De verdamping uit de bodem en uit gewasresten is gemeten. Hieruit blijkt dat wanneer er gekozen wordt voor ontvochtiging met bijvoorbeeld een VentilationJet zou het aantal ventilatoren dat nodig is voor een gegarandeerde vochtafvoer verlagen van 1 per 320 m² naar 1 per 500 m² kasoppervlak indien de verdamping vanuit de bodem en de gewasresten op het pad verlaagd kan worden.

7.6.1

Bodem isoleren verlaagt verdamping uit de bodem en koelbehoefte

Verdamping uit de bodem in februari vergroot de hoeveelheid door de schermen af te voeren vocht met 25 gram per uur. Afdekken van het teelt bed met een isolerende laag losse Styromull heeft daarom een positief effect op de hoeveelheid water wat uit de bodem in de lucht komt: Deze neemt af met 9% tot 53%, afhankelijk van de dikte van de isolatielaag.

Tussen een teelt bed in de grond of een teelt bed op substraat is het gemeten verschil in bodemverdamping klein. In gebieden met veel inzijging van boezemwater kan de overgang van grond naar substraat voor een belangrijke verlaging van de hoeveelheid af te voeren vocht zorgen, en tegelijkertijd de emissie problematiek te verbeteren.

Bodem isolatie verlaagt tevens de koelbehoefte. In de energiezuinige situatie gebruikt de grondkoeling 20 kWh/ (m² jr) in plaats van 25 kWh/(m² jaar).

7.6.2

Gewasresten afvoeren verlaagt bodemverdamping en verbetert bedrijfshygiëne

Uit de bodemverdampingmetingen blijkt ook dat gewasresten (loze takken, te dunne of kromme takken) die op het pad worden gegooid 5 tot 10 gram per uur aan extra vochtproductie leveren. Deze resten afvoeren in plaats van in het pad te gooien zal de luchtvochtigheid en/of de hoeveelheid af te voeren vocht verlagen. De platgetrapte resten achteraf opruimen heeft minder zin dan direct afvoeren aangezien de vochtige grond onder de resten dan toch nog veel verdampt.

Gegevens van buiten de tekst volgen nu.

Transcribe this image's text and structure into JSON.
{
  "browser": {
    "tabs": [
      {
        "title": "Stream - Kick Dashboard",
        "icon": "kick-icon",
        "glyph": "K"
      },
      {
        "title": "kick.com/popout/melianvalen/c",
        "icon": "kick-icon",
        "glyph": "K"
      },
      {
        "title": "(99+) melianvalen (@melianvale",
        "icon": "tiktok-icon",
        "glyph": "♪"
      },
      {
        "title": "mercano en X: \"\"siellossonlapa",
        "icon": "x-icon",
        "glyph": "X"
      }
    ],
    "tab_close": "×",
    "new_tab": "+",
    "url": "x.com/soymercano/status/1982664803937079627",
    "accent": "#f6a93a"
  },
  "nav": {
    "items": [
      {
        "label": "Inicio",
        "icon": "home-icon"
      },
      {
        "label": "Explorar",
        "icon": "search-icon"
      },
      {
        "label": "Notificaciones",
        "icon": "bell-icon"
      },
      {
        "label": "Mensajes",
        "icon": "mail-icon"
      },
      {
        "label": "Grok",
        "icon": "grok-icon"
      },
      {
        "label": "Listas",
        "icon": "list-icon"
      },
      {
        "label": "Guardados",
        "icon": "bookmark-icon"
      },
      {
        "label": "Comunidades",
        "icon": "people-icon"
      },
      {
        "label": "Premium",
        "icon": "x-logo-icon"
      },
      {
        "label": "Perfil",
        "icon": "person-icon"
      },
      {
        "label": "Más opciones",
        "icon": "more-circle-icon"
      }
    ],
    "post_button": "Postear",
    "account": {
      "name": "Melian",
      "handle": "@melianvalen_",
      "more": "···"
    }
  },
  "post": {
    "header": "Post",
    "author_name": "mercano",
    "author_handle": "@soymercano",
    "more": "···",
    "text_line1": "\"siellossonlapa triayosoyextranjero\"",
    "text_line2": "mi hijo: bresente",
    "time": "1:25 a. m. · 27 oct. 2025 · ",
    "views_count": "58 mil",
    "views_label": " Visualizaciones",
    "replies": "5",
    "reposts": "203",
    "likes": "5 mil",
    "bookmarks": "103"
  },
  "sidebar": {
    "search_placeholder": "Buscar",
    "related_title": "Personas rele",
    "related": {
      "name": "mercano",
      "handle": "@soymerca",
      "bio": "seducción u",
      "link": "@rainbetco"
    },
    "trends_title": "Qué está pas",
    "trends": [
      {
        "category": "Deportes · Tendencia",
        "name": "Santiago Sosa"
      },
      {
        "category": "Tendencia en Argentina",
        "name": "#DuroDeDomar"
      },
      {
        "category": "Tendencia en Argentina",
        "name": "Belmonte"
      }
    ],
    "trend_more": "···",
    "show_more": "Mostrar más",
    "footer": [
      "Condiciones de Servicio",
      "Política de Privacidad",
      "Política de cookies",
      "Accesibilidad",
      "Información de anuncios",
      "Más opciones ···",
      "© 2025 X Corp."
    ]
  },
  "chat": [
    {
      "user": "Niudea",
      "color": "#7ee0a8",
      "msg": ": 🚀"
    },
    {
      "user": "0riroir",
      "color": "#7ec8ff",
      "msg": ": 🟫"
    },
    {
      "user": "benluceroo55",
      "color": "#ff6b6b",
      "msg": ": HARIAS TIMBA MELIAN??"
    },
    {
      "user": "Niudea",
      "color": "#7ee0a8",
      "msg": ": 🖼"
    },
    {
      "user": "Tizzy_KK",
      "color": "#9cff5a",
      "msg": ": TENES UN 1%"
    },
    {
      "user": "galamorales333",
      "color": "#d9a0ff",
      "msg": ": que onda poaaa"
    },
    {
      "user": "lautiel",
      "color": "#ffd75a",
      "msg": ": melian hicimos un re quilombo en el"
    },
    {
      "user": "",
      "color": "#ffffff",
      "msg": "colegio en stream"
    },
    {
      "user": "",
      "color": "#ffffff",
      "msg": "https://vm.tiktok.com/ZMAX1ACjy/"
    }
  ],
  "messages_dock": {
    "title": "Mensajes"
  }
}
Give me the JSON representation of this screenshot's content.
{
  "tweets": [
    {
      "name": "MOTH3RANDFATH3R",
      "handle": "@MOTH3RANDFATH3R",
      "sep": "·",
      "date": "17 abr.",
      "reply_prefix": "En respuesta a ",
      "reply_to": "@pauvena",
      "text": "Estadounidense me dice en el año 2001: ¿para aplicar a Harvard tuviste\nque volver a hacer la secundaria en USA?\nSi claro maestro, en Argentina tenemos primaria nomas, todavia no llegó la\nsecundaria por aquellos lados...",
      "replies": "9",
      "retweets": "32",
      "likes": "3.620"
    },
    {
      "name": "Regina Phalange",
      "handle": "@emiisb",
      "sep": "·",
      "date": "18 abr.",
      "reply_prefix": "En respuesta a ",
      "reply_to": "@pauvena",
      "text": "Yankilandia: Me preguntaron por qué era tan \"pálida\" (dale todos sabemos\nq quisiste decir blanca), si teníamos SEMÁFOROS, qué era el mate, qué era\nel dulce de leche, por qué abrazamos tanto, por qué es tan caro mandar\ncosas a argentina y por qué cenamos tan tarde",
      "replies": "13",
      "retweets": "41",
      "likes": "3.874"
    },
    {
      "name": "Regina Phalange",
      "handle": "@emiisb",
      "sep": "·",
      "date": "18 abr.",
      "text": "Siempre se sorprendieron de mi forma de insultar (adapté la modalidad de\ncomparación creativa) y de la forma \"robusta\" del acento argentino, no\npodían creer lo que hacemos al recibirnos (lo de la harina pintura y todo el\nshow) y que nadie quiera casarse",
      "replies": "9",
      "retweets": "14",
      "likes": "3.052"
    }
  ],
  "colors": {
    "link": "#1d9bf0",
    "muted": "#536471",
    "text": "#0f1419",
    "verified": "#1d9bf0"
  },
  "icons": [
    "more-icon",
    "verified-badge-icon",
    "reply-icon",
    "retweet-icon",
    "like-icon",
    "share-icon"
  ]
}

De argumenten om gewasresten op de bodem te laten om de vochtvoorziening in de kas in de zomer te

verbeteren zijn niet zo sterk, omdat er veel beter regelbare manieren zijn om vocht in te brengen in de moeilijke momenten in de zomer. Verneveling bijvoorbeeld is goed regelbaar en heeft een veel grotere capaciteit.

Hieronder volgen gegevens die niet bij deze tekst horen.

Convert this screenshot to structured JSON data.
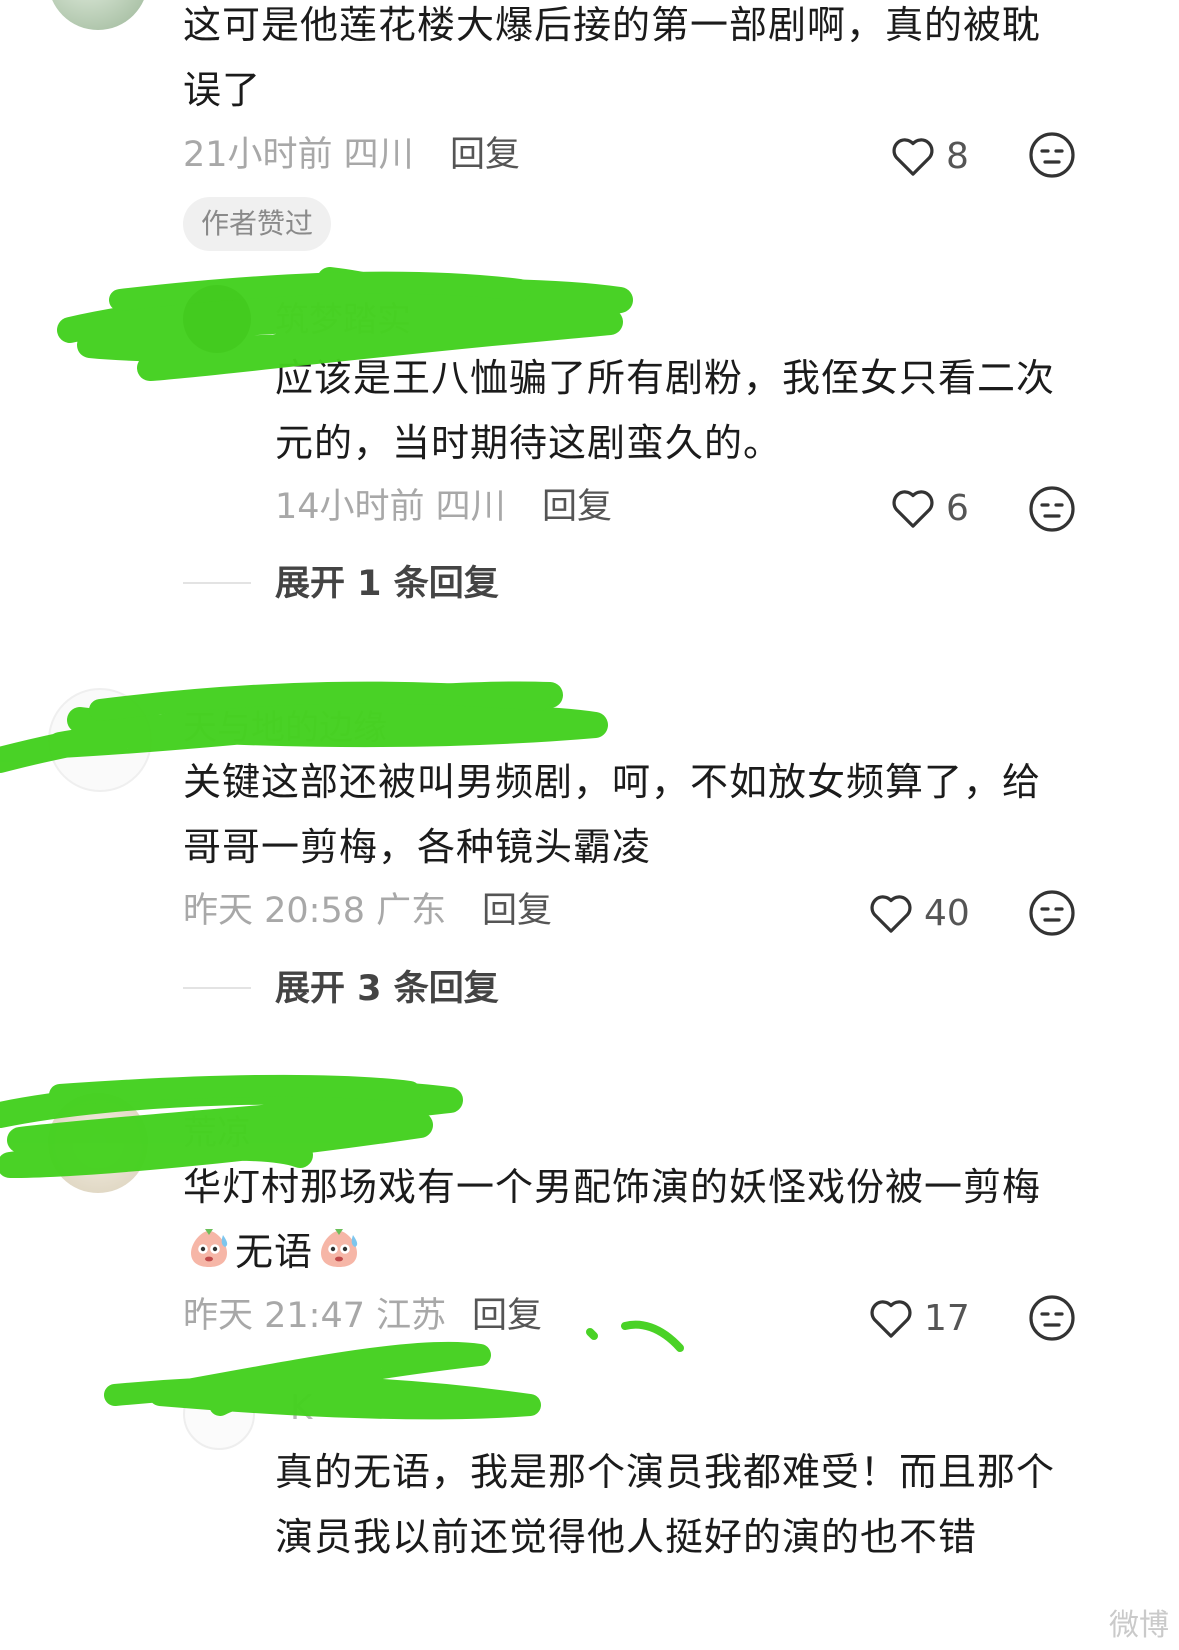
{
  "comments": [
    {
      "text": "这可是他莲花楼大爆后接的第一部剧啊，真的被耽误了",
      "meta": "21小时前 四川",
      "reply_label": "回复",
      "likes": "8",
      "badge": "作者赞过"
    },
    {
      "username": "筑梦踏实",
      "text": "应该是王八恤骗了所有剧粉，我侄女只看二次元的，当时期待这剧蛮久的。",
      "meta": "14小时前 四川",
      "reply_label": "回复",
      "likes": "6",
      "expand": "展开 1 条回复"
    },
    {
      "username": "天与地的边缘",
      "text": "关键这部还被叫男频剧，呵，不如放女频算了，给哥哥一剪梅，各种镜头霸凌",
      "meta": "昨天 20:58 广东",
      "reply_label": "回复",
      "likes": "40",
      "expand": "展开 3 条回复"
    },
    {
      "username": "荒凉",
      "text": "华灯村那场戏有一个男配饰演的妖怪戏份被一剪梅",
      "text_tail": "无语",
      "meta": "昨天 21:47 江苏",
      "reply_label": "回复",
      "likes": "17"
    },
    {
      "username": "K",
      "text": "真的无语，我是那个演员我都难受！而且那个演员我以前还觉得他人挺好的演的也不错"
    }
  ],
  "watermark": "微博",
  "colors": {
    "scribble": "#44d11f",
    "meta": "#a8a8a8"
  },
  "icons": [
    "heart-outline-icon",
    "emoji-face-icon",
    "sweat-emoji-icon"
  ]
}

Het argument dat deze resten afvoeren arbeid kost, is begrijpelijk, maar is niet onoplosbaar. Het vraagt wel een andere manier van werken en mogelijk een ander ontwerp van de oogstwagentjes waar de goede bloemen worden gelegd, met een apart onderdeel voor de af te voeren resten. Geen verterende resten in het pad zullen ook ongetwijfeld bijdragen aan een verbeterde bedrijfshygiëne. De bloemen met trips of luizen op het pad bieden nog voldoende voeding aan de niet afgevoerde trips, en paden vol gewasresten bieden vocht, voeding en een perfecte schuilplek voor plagen als slakken en trips. Met vangplaten dicht bij de bodem in kooien of bakjes op de bodem (ongepubliceerd) worden trips gevangen. Als men erin slaagt door een verbeterde hygiëne de plaagdruk te verlagen, bespaart het ook indirect arbeid voor het uitvoeren van bestrijdingen. Minder ziekten en plagen als neveneffect van energiezuinig.

7.7

CO

2

uit bodem, gewas(resten)respiratie en verruiming

doseercapaciteit

Gemeten is tevens dat de gewasresten op het pad voor een verhoogde CO2–levering aan de lucht zorgen ten opzichte van een schoon pad. Ervan uitgaande dat dit door het gewas zou kunnen worden benut, dan zou het naar schatting tot een besparing van maximaal 2 kg CO2 –dosering perm2 per jaar kunnen leiden1. Echter,

gedurende de nacht wordt geen CO2 door het gewas vastgelegd, terwijl de afbraak van plantenresten gewoon

doorgaat. Niet alle vrijkomende CO2 is dus productief, en in de winter mogelijk zelfs contraproductief. Bij gesloten ramen kan de concentratie zo ver oplopen dat roofmijt populaties er onder leiden (pers. comm. J. Pijnakker) en huidmondjes er aan het begin van de lichtperiode door gesloten blijven.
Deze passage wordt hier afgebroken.